Lately, a lot of focus in what I’ve seen in math has been around motivation. It’s a key term in education, and more or less a standard to which people are help – who is supposed to motivate kids to learn, and who is held accountable for it? Some say parents, teachers, districts, kids themselves, etc. So how do we motivate them? I’ve seen a few ways:
1. Make the work more interesting/relevant/practical/etc.
This method relies on the kid engaging with the work because it just makes sense to engage with it. It’s interesting, fresh, and usually much more concrete than solving a number problem.
2. Make their lives dependent on it.
You know those posters…”Think You Won’t Need Math?” then it lists jobs that need math…right? I agree that all jobs, in fact all areas of life rely on math in some way. However, I think that motivation stops being relevant around middle school.
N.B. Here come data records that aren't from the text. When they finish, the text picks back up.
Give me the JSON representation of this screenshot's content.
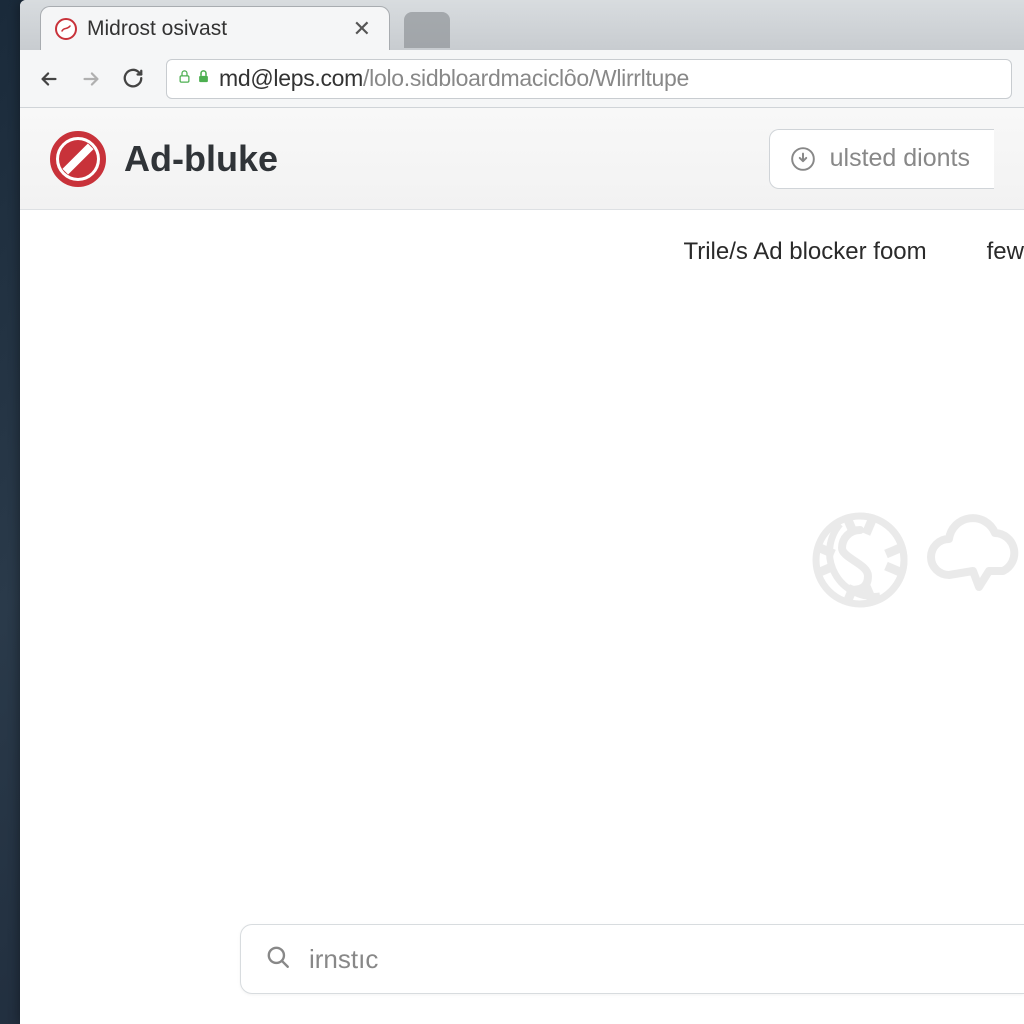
{
  "browser": {
    "tab_title": "Midrost osivast",
    "url_dark": "md@leps.com",
    "url_light": "/lolo.sidbloardmaciclȏo/Wlirrltupe"
  },
  "page": {
    "brand_title": "Ad-bluke",
    "header_button_label": "ulsted dionts",
    "subheader_main": "Trile/s Ad blocker foom",
    "subheader_right": "few",
    "search_value": "irnstıc"
  },
  "colors": {
    "brand_red": "#c8323a",
    "lock_green": "#4caf50"
  }
}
I’m an avid math educator, and I think many of the skills you learn in math could help in life. I really do. But who needs trig unless they plan on going into math or science fields? Why does everyone need to know trig? Why not teach them how to work collaboratively, so that the kid who knows trig and hates writing can work with the writer who hates trig?
**Side note: I hate these posters.
Some teachers make the subject interesting by showing their own interest. Some just engage students personally (or in a similar way), and motivate them to get an education (and students accept that math is part of that).
Is just one of these ways enough? Do students need a blend, or can we assess the levels of motivation they have coming in and work off those? Some students will show up and learn no matter what you do…do they need to be “motivated” further?